Wahrstorf wurde 1337 erstmals als Wardestorppe erwähnt. Die Anlage des Dorfes als Bauerngemeinde dürfte jedoch schon im 13. Jahrhundert erfolgt sein. Wahrstorf war über Jahrhunderte eng mit dem benachbarten Brookhusen verbunden. Beide Orte bildeten zusammen ein adliges Nebengut des Gutes Ziesendorf. Bereits 1275 erhielt Otto Reventlow, nachdem er von Heinrich I., Herr zu Mecklenburg, zum Ritter geschlagen und in den Vormundschaftsrat für dessen unmündige Söhne gewählt worden war, unter anderem Brookhusen als Lehen. Dieses Lehen ging zeitweise an die Gebrüder von Ziesendorf, kehrte später aber an die Reventlows zurück.

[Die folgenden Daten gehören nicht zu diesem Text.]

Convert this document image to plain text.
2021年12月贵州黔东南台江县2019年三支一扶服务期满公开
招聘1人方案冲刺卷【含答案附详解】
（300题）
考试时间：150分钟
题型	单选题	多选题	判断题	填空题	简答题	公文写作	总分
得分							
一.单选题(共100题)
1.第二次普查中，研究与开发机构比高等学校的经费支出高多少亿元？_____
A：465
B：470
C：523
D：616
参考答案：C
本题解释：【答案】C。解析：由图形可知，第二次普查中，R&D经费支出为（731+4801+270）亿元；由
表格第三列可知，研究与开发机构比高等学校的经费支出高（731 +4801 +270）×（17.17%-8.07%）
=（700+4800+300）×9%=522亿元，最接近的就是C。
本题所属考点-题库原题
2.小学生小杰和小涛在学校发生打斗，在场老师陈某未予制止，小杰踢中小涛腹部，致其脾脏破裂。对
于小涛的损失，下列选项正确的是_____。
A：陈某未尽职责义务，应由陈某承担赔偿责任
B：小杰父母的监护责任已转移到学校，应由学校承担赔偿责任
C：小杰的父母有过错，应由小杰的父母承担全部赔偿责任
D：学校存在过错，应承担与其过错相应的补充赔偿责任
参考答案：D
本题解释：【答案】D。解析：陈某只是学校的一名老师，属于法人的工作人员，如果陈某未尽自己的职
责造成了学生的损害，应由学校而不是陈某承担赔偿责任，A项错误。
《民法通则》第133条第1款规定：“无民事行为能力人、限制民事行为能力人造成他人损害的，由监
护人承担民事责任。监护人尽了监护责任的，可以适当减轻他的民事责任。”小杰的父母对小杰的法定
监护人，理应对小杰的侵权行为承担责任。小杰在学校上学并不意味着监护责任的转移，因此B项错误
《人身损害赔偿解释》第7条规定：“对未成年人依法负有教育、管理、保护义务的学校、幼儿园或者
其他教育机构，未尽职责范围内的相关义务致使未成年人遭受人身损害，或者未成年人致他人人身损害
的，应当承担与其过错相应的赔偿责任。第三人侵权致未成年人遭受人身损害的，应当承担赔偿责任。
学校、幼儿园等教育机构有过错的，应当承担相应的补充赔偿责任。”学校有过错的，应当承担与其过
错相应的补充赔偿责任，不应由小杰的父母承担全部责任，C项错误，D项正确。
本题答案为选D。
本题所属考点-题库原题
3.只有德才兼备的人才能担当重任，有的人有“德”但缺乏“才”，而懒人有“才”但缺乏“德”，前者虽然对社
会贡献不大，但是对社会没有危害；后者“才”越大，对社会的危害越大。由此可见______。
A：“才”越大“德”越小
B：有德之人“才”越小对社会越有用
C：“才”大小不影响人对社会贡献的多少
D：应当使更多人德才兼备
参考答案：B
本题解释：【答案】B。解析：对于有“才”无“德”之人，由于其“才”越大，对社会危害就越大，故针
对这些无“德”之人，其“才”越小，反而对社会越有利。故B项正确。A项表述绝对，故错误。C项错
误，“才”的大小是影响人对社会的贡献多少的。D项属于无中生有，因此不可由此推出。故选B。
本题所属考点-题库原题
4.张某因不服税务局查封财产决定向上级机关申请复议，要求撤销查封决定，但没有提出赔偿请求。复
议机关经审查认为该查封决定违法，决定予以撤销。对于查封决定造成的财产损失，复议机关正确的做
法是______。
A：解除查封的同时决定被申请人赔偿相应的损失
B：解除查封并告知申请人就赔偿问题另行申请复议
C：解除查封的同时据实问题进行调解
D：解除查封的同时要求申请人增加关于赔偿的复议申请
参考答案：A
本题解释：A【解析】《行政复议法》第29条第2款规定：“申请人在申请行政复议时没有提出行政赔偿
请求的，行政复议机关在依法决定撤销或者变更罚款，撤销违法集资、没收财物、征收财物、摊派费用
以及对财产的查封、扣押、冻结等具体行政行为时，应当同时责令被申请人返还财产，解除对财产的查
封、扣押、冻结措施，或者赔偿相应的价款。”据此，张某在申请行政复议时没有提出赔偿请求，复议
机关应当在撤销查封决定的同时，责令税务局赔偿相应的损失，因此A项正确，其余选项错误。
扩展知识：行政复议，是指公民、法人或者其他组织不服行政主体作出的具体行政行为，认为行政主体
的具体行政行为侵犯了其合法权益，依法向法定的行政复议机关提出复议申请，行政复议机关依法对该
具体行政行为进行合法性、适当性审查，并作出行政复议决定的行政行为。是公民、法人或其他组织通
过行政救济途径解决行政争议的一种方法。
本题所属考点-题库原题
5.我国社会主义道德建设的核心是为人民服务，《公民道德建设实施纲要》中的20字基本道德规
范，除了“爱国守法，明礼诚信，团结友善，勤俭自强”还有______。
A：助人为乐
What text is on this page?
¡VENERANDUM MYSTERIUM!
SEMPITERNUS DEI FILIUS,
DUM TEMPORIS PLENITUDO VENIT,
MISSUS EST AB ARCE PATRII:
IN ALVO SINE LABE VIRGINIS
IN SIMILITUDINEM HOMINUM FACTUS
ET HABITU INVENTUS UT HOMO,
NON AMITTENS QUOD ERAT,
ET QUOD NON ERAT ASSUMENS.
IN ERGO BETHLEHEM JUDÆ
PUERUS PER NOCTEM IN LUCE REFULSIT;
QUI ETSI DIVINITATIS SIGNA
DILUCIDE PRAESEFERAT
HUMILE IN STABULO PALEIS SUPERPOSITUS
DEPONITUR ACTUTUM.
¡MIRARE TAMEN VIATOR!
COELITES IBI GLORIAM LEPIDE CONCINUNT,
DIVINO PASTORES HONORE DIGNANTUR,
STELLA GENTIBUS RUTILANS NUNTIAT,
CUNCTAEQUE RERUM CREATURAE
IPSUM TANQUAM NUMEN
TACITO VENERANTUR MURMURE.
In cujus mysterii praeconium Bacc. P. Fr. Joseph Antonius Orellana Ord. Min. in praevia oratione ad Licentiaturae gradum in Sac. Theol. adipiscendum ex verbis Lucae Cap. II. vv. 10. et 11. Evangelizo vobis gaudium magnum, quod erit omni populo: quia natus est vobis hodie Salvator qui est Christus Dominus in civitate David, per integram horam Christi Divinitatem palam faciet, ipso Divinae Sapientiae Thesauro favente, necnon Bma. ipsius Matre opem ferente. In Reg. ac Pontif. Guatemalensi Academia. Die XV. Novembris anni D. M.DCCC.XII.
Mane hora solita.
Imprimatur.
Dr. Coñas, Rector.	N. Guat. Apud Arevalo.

Im Jahr 1397 verlieh König Albrecht III. von Schweden und Herzog von Mecklenburg Brookhusen als Allodialgut an Heinrich Reventlow. Dieser hatte dem König nach dessen Niederlage in der Schlacht bei Åsle im Jahr 1389 und während seiner sechsjährigen Gefangenschaft in der Reichsfestung Lindholmen die Treue gehalten.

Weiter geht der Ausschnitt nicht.